Our law, as it stands, protects us as women and our pre born children. By default, it is also protecting us from the long term detrimental effects of post abortion trauma. With no email, no mobiles, no Facebook or Twitter in 1980, the telegram I had sent to my boyfriend I later found out did not reach him, until it was too late.
My boyfriend, who later went on to become my first husband, would have supported me in my pregnancy had he known. So often, we fail to hear men’s voices as they are left out of the abortion debate and told they have no say. Men are also deeply affected by abortion and men also grieve the loss of aborted children. My first husband and I divorced after 8 years of marriage. I never conceived again during the marriage.
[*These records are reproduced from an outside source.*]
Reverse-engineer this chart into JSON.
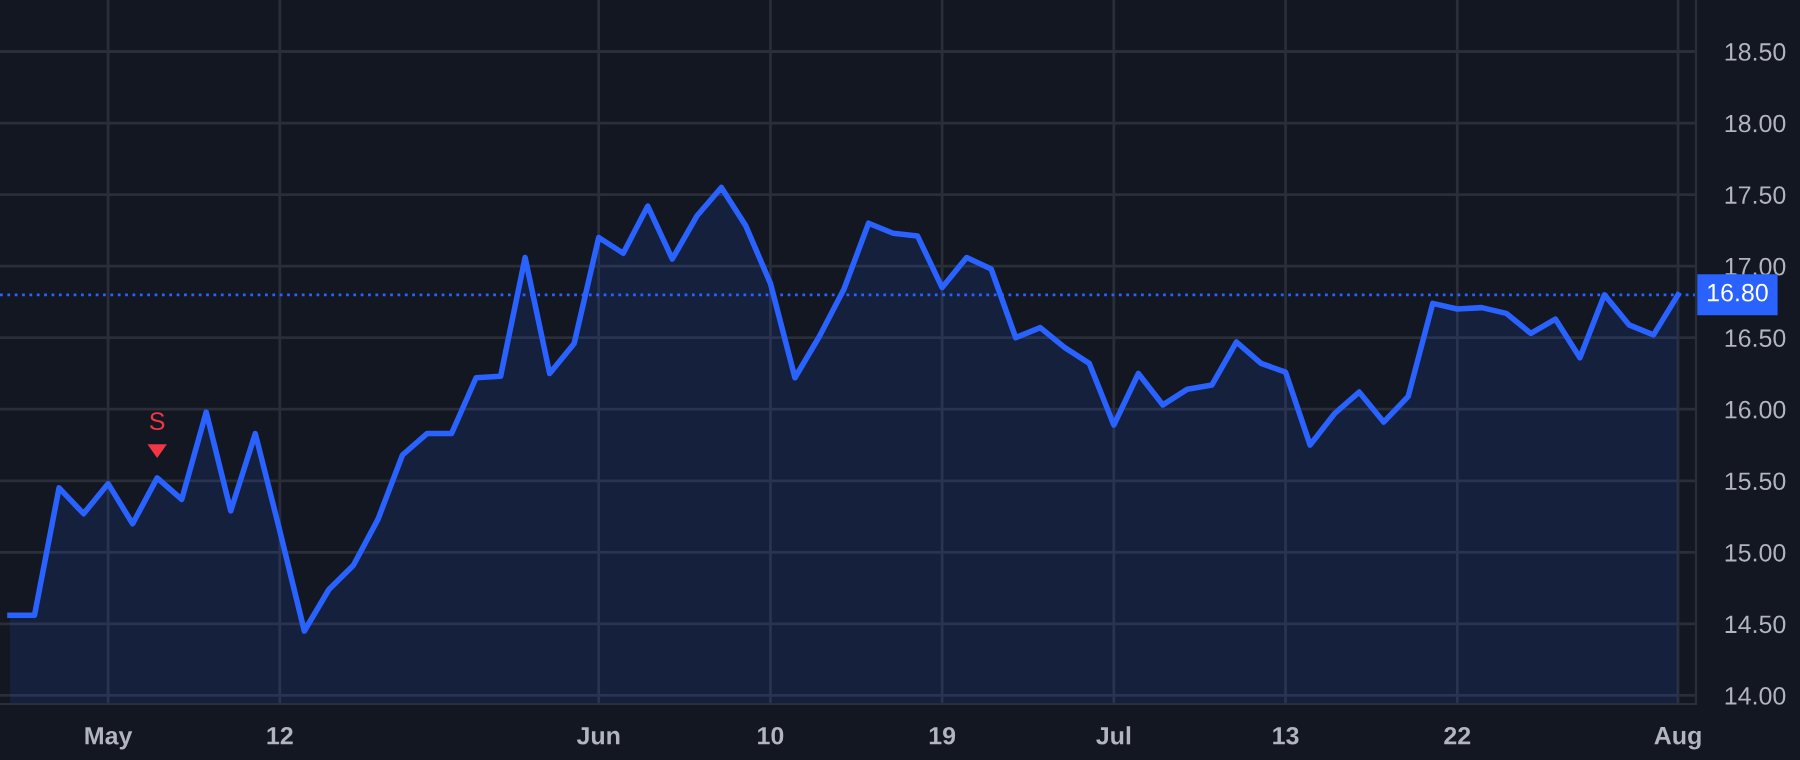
{
  "chart_data": {
    "type": "area",
    "categories": [
      null,
      null,
      null,
      null,
      "May",
      null,
      null,
      null,
      null,
      null,
      null,
      "12",
      null,
      null,
      null,
      null,
      null,
      null,
      null,
      null,
      null,
      null,
      null,
      null,
      "Jun",
      null,
      null,
      null,
      null,
      null,
      null,
      "10",
      null,
      null,
      null,
      null,
      null,
      null,
      "19",
      null,
      null,
      null,
      null,
      null,
      null,
      "Jul",
      null,
      null,
      null,
      null,
      null,
      null,
      "13",
      null,
      null,
      null,
      null,
      null,
      null,
      "22",
      null,
      null,
      null,
      null,
      null,
      null,
      null,
      null,
      "Aug"
    ],
    "series": [
      {
        "color": "#2962ff",
        "values": [
          14.56,
          14.56,
          15.45,
          15.27,
          15.48,
          15.2,
          15.52,
          15.37,
          15.98,
          15.29,
          15.83,
          15.15,
          14.45,
          14.74,
          14.91,
          15.23,
          15.68,
          15.83,
          15.83,
          16.22,
          16.23,
          17.06,
          16.25,
          16.46,
          17.2,
          17.09,
          17.42,
          17.05,
          17.35,
          17.55,
          17.28,
          16.88,
          16.22,
          16.51,
          16.84,
          17.3,
          17.23,
          17.21,
          16.85,
          17.06,
          16.98,
          16.5,
          16.57,
          16.43,
          16.32,
          15.89,
          16.25,
          16.03,
          16.14,
          16.17,
          16.47,
          16.32,
          16.26,
          15.75,
          15.97,
          16.12,
          15.91,
          16.09,
          16.74,
          16.7,
          16.71,
          16.67,
          16.53,
          16.63,
          16.36,
          16.8,
          16.59,
          16.52,
          16.8
        ]
      }
    ],
    "ylim": [
      13.94,
      18.86
    ],
    "yticks": [
      {
        "value": 14.0,
        "label": "14.00"
      },
      {
        "value": 14.5,
        "label": "14.50"
      },
      {
        "value": 15.0,
        "label": "15.00"
      },
      {
        "value": 15.5,
        "label": "15.50"
      },
      {
        "value": 16.0,
        "label": "16.00"
      },
      {
        "value": 16.5,
        "label": "16.50"
      },
      {
        "value": 17.0,
        "label": "17.00"
      },
      {
        "value": 17.5,
        "label": "17.50"
      },
      {
        "value": 18.0,
        "label": "18.00"
      },
      {
        "value": 18.5,
        "label": "18.50"
      }
    ],
    "ref_lines": [
      {
        "axis": "y",
        "value": 16.8,
        "label": "16.80",
        "color": "#2962ff",
        "line_style": "dotted"
      }
    ],
    "annotations": [
      {
        "text": "S",
        "y": 15.52
      }
    ],
    "grid": true,
    "legend": false,
    "marker": "none",
    "line_style": "solid"
  }
}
Subsequently, he went on to marry again and he has not had children. He lost the opportunity of fatherhood when I aborted our son.
Things have changed, including in the military. You might think my circumstances unique but even now in 2017, the coercive factors surrounding the “choice” of abortion are not dissimilar for many women in the workplace. Many pregnant women, as well as working mothers in NI are still badly treated in the workplace and are discriminated against.
In 2017, now 50 years after the 1967 Abortion Act came on the UK statute books, why are we still encouraging more and more women to choose abortion? There is nothing ‘equal’ about abortion. Why are we not seeking to change our society that bullies women in the workplace who are pregnant or working as mothers? We should be looking to enforce and improve legislation to protect women in the workplace so that we, as mothers, are not pitted against our children in order to gain promotion, keep our pay rates or simply – keep our job.
Knowledge gained at a high price should be shared and not hidden. Knowledge is power – especially when the topic is one where misinformation and deception are more plentiful than the truth. I’ve been there – I know. No job, career or opportunity for travel is worth giving the lives of our children for. Women deserve better.